Visiting Stanford Professor Discusses Impacts of War

During a book talk at the Harvard Book Store Monday evening, Stanford professor of history and Classics Ian Morris argued that wars force society to become stronger and less violent.

Morris outlines his theory in a new book entitled “War! What Is it Good For?: Conflict and the Progress of Civilization from Primates to Robots,” which was released earlier this month.

Morris grounds his analysis in three major historical periods—the stone age, the medieval period, and the modern era. According to Morris, the incidence of violence declined after the stone age and during the modern era but rose during the medieval period. Overall, he notes, death rates worldwide fell 90 percent from the stone age to the twentieth century.

Ian Morris
Stanford Professor Ian Morris talks about his new book, "War! What Is It Good For?" at the Harvard Book Store on April 21.

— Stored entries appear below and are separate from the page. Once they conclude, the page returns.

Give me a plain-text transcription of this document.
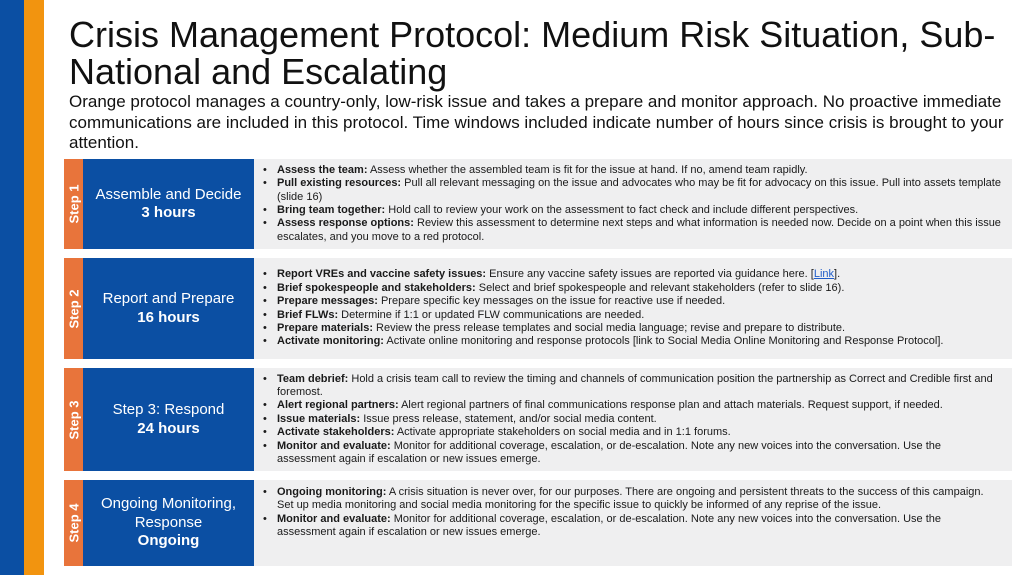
Crisis Management Protocol: Medium Risk Situation, Sub-National and Escalating

Orange protocol manages a country-only, low-risk issue and takes a prepare and monitor approach. No proactive immediate communications are included in this protocol. Time windows included indicate number of hours since crisis is brought to your attention.

Step 1 Assemble and Decide
3 hours
• Assess the team: Assess whether the assembled team is fit for the issue at hand. If no, amend team rapidly.
• Pull existing resources: Pull all relevant messaging on the issue and advocates who may be fit for advocacy on this issue. Pull into assets template (slide 16)
• Bring team together: Hold call to review your work on the assessment to fact check and include different perspectives.
• Assess response options: Review this assessment to determine next steps and what information is needed now. Decide on a point when this issue escalates, and you move to a red protocol.
Step 2 Report and Prepare
16 hours
• Report VREs and vaccine safety issues: Ensure any vaccine safety issues are reported via guidance here. [Link].
• Brief spokespeople and stakeholders: Select and brief spokespeople and relevant stakeholders (refer to slide 16).
• Prepare messages: Prepare specific key messages on the issue for reactive use if needed.
• Brief FLWs: Determine if 1:1 or updated FLW communications are needed.
• Prepare materials: Review the press release templates and social media language; revise and prepare to distribute.
• Activate monitoring: Activate online monitoring and response protocols [link to Social Media Online Monitoring and Response Protocol].
Step 3 Step 3: Respond
24 hours
• Team debrief: Hold a crisis team call to review the timing and channels of communication position the partnership as Correct and Credible first and foremost.
• Alert regional partners: Alert regional partners of final communications response plan and attach materials. Request support, if needed.
• Issue materials: Issue press release, statement, and/or social media content.
• Activate stakeholders: Activate appropriate stakeholders on social media and in 1:1 forums.
• Monitor and evaluate: Monitor for additional coverage, escalation, or de-escalation. Note any new voices into the conversation. Use the assessment again if escalation or new issues emerge.
Step 4	Ongoing Monitoring, Response
Ongoing
• Ongoing monitoring: A crisis situation is never over, for our purposes. There are ongoing and persistent threats to the success of this campaign. Set up media monitoring and social media monitoring for the specific issue to quickly be informed of any reprise of the issue.
• Monitor and evaluate: Monitor for additional coverage, escalation, or de-escalation. Note any new voices into the conversation. Use the assessment again if escalation or new issues emerge.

“By fighting wars, people have created bigger societies that are more organized and reduced the risk that people have died violently,” he said.

Morris said his book stands apart from the body of previous scholarly work because it looks at a broader historical spectrum.

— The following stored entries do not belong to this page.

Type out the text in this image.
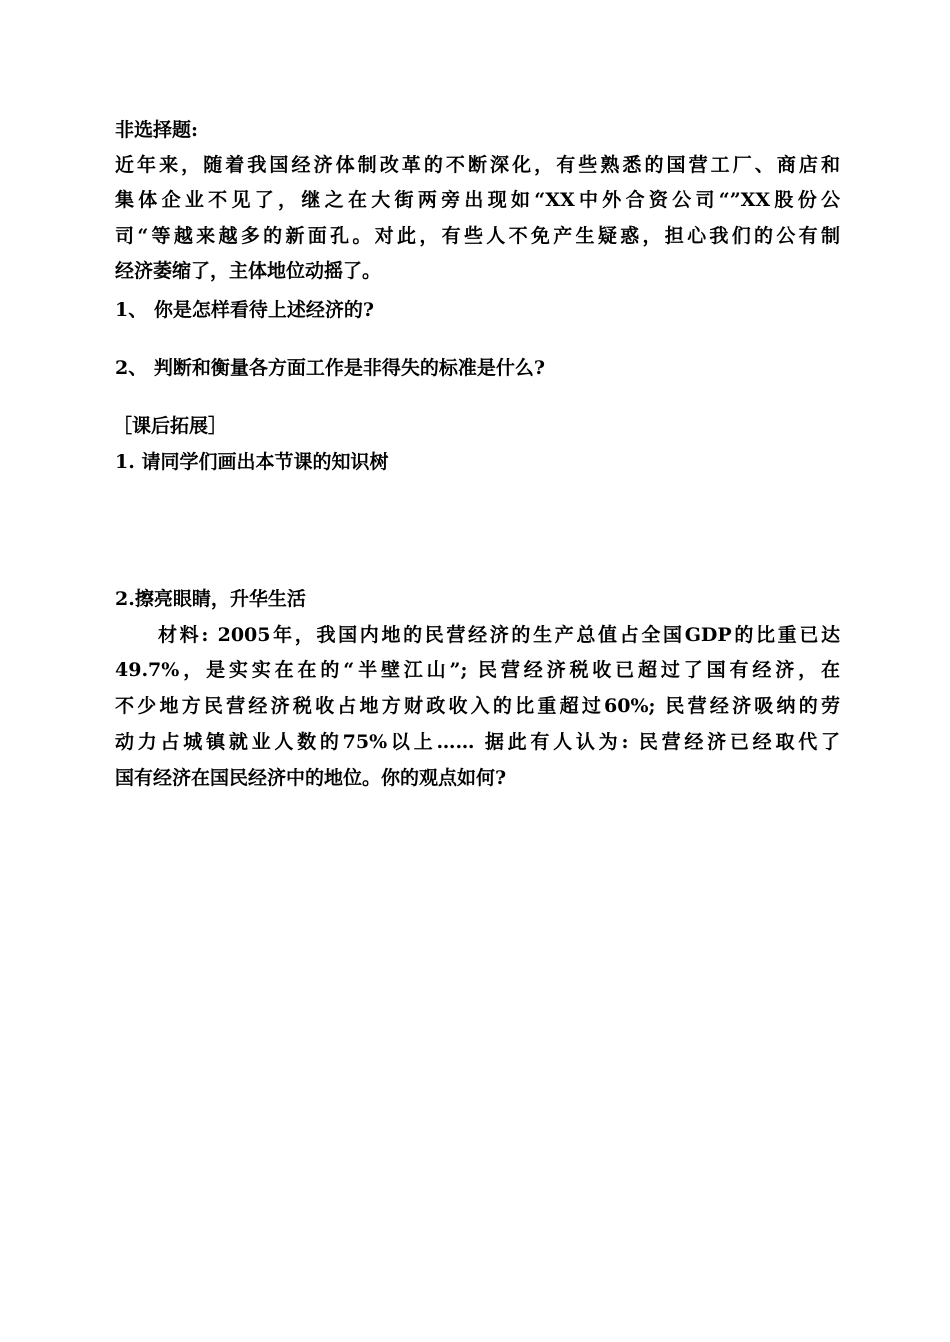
非选择题:
近年来，随着我国经济体制改革的不断深化，有些熟悉的国营工厂、商店和
集体企业不见了，继之在大街两旁出现如“XX中外合资公司“”XX股份公
司“等越来越多的新面孔。对此，有些人不免产生疑惑，担心我们的公有制
经济萎缩了，主体地位动摇了。
1、 你是怎样看待上述经济的?
2、 判断和衡量各方面工作是非得失的标准是什么?
［课后拓展］
1. 请同学们画出本节课的知识树
2.擦亮眼睛，升华生活
材料: 2005年，我国内地的民营经济的生产总值占全国GDP的比重已达
49.7%，是实实在在的“半壁江山”; 民营经济税收已超过了国有经济，在
不少地方民营经济税收占地方财政收入的比重超过60%; 民营经济吸纳的劳
动力占城镇就业人数的75%以上…… 据此有人认为: 民营经济已经取代了
国有经济在国民经济中的地位。你的观点如何?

“I tell a continuous story,” Morris said. “You don’t need as many variables as many of these other scholars suspected—war drives the whole story along.”

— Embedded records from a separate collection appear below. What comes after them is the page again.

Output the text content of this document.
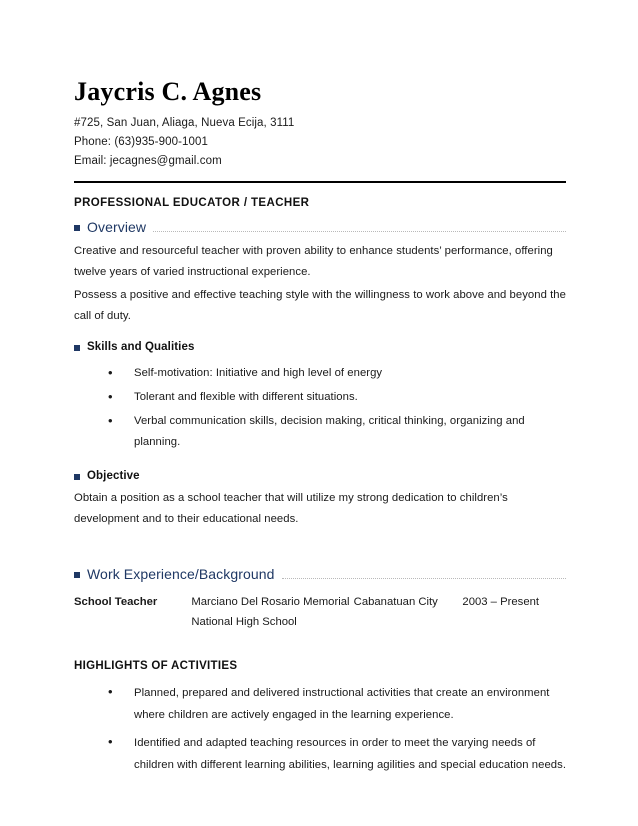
Jaycris C. Agnes
#725, San Juan, Aliaga, Nueva Ecija, 3111
Phone: (63)935-900-1001
Email: jecagnes@gmail.com
PROFESSIONAL EDUCATOR / TEACHER
Overview

Creative and resourceful teacher with proven ability to enhance students’ performance, offering twelve years of varied instructional experience.

Possess a positive and effective teaching style with the willingness to work above and beyond the call of duty.

Skills and Qualities
• Self-motivation: Initiative and high level of energy
• Tolerant and flexible with different situations.
• Verbal communication skills, decision making, critical thinking, organizing and planning.
Objective

Obtain a position as a school teacher that will utilize my strong dedication to children’s development and to their educational needs.

Work Experience/Background
School Teacher	Marciano Del Rosario Memorial	Cabanatuan City	2003 – Present
	National High School		
HIGHLIGHTS OF ACTIVITIES
• Planned, prepared and delivered instructional activities that create an environment where children are actively engaged in the learning experience.
• Identified and adapted teaching resources in order to meet the varying needs of children with different learning abilities, learning agilities and special education needs.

Morris also noted that his book reveals some troubling implications for the future. The world now needs a “globo-cop” to police trade and make other nations wealthier, but such superpowers are bound to create rivals, Morris said, just as the United States has done with China. If the trend of international competition continues, the next 40 years could be extremely dangerous because of new nuclear weapons and resurgent global instability.

More than 30 listeners from the Cambridge area, as well as a C-SPAN news crew, crammed into the Harvard Book Store to hear Morris discuss his book.

Although few attendees said they had had the chance to read the book beforehand, the talk prompted many purchase it at the store.

“[The talk] was really interesting and thought-provoking,” attendee Randal Wendell said after buying a copy. “I’m definitely excited to read [the book].”